There is a woman with an expression on her face that suggests she is not having a good day. She is sitting in her car on the main road at the bottom of our street, looking ahead at the long line of cars heading off into the kind of infinite vanishing point which telly scientist Brian Cox would make sound like the best thing since sliced bread.

I walk past with the children on the way to school, our shoes scuffing in the half-inch or so of snow that has fallen overnight. A couple of hours earlier, I had surfaced from a deep, dreamless sleep to find my wife standing in the dark, staring out the window, muttering, “Oh, God, it’s snowed.”

I’m not sure when the news that it had snowed became a dire threat rather than a eliciting a sense of joy. It’s one of those children-adult things, I think. Snow when you’re a child is the magical dusting on the cake of approaching Christmas. When you are grown up it’s yet another crumbling waystation on the seemingly endless road to hell.

Or perhaps the word “snow” began to make my heart sink to my guts around about the time I moved to Bradford. I’ve never lived anywhere where the snow causes such utter chaos. It is, I presume, due to the fact that you can’t get in or out of the city centre without negotiating at least one steep hill.

The children wonder if school will be closed. I have a slight pang that even if it is, that doesn’t mean that I’ll be able to stay at home with them, making snowmen and rolling in the snow. That sort of thing only happens in sentimental movies. Real life means getting to work.

My wife’s “real life” journey to work takes three hours, to cover a journey of just less than six miles. As I’m crossing the road with the children, the lollipop lady – who by now fully recognises my Thursday morning face as my mind tries to summon up something to write for this space in the paper – points cheerfully at the line of neverending cars and says, “At least you’ll have something for your column this week.”

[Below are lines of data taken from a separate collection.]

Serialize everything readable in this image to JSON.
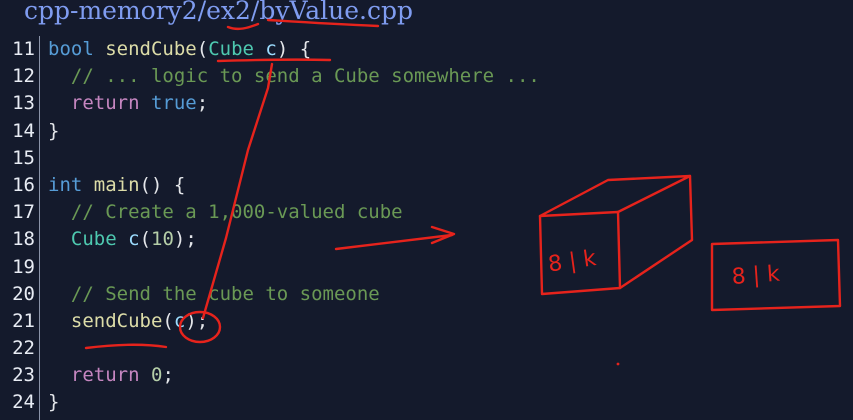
{
  "header": {
    "file_path": "cpp-memory2/ex2/byValue.cpp"
  },
  "code_lines": [
    {
      "num": "11",
      "tokens": [
        {
          "t": "bool",
          "c": "kw"
        },
        {
          "t": " ",
          "c": "pl"
        },
        {
          "t": "sendCube",
          "c": "fn"
        },
        {
          "t": "(",
          "c": "pl"
        },
        {
          "t": "Cube",
          "c": "ty"
        },
        {
          "t": " ",
          "c": "pl"
        },
        {
          "t": "c",
          "c": "var"
        },
        {
          "t": ") {",
          "c": "pl"
        }
      ]
    },
    {
      "num": "12",
      "tokens": [
        {
          "t": "  // ... logic to send a Cube somewhere ...",
          "c": "cm"
        }
      ]
    },
    {
      "num": "13",
      "tokens": [
        {
          "t": "  ",
          "c": "pl"
        },
        {
          "t": "return",
          "c": "ctl"
        },
        {
          "t": " ",
          "c": "pl"
        },
        {
          "t": "true",
          "c": "kw"
        },
        {
          "t": ";",
          "c": "pl"
        }
      ]
    },
    {
      "num": "14",
      "tokens": [
        {
          "t": "}",
          "c": "pl"
        }
      ]
    },
    {
      "num": "15",
      "tokens": []
    },
    {
      "num": "16",
      "tokens": [
        {
          "t": "int",
          "c": "kw"
        },
        {
          "t": " ",
          "c": "pl"
        },
        {
          "t": "main",
          "c": "fn"
        },
        {
          "t": "() {",
          "c": "pl"
        }
      ]
    },
    {
      "num": "17",
      "tokens": [
        {
          "t": "  // Create a 1,000-valued cube",
          "c": "cm"
        }
      ]
    },
    {
      "num": "18",
      "tokens": [
        {
          "t": "  ",
          "c": "pl"
        },
        {
          "t": "Cube",
          "c": "ty"
        },
        {
          "t": " ",
          "c": "pl"
        },
        {
          "t": "c",
          "c": "var"
        },
        {
          "t": "(",
          "c": "pl"
        },
        {
          "t": "10",
          "c": "num"
        },
        {
          "t": ");",
          "c": "pl"
        }
      ]
    },
    {
      "num": "19",
      "tokens": []
    },
    {
      "num": "20",
      "tokens": [
        {
          "t": "  // Send the cube to someone",
          "c": "cm"
        }
      ]
    },
    {
      "num": "21",
      "tokens": [
        {
          "t": "  ",
          "c": "pl"
        },
        {
          "t": "sendCube",
          "c": "fn"
        },
        {
          "t": "(",
          "c": "pl"
        },
        {
          "t": "c",
          "c": "var"
        },
        {
          "t": ");",
          "c": "pl"
        }
      ]
    },
    {
      "num": "22",
      "tokens": []
    },
    {
      "num": "23",
      "tokens": [
        {
          "t": "  ",
          "c": "pl"
        },
        {
          "t": "return",
          "c": "ctl"
        },
        {
          "t": " ",
          "c": "pl"
        },
        {
          "t": "0",
          "c": "num"
        },
        {
          "t": ";",
          "c": "pl"
        }
      ]
    },
    {
      "num": "24",
      "tokens": [
        {
          "t": "}",
          "c": "pl"
        }
      ]
    }
  ],
  "annotations": {
    "cube_label": "8 | k",
    "box_label": "8 | k"
  },
  "colors": {
    "background": "#141a2c",
    "keyword": "#569cd6",
    "function": "#dcdca8",
    "type": "#4ec9b0",
    "comment": "#6a9955",
    "control": "#c586c0",
    "number": "#b5cea8",
    "variable": "#9cdcfe",
    "ink": "#e6231c"
  }
}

The line of cars is reminiscent of one of those disaster movies, where people try to escape a zombie apocalypse or impending meteorite strike. It crosses my mind that if such a world-shattering event were to strike Bradford, no-one would be able to get more than half a mile out of the district before everyone was destroyed. Especially if the zombies attacked in winter.

I walk back down the street after dropping off the children at the thankfully-open school. The woman with the face has moved perhaps half-a-car length up the road. She would definitely be zombie fodder by now. I go into the house, my mood dark, and await the end of the world.

It doesn’t come, so I have a coffee and get into the queue to go to work.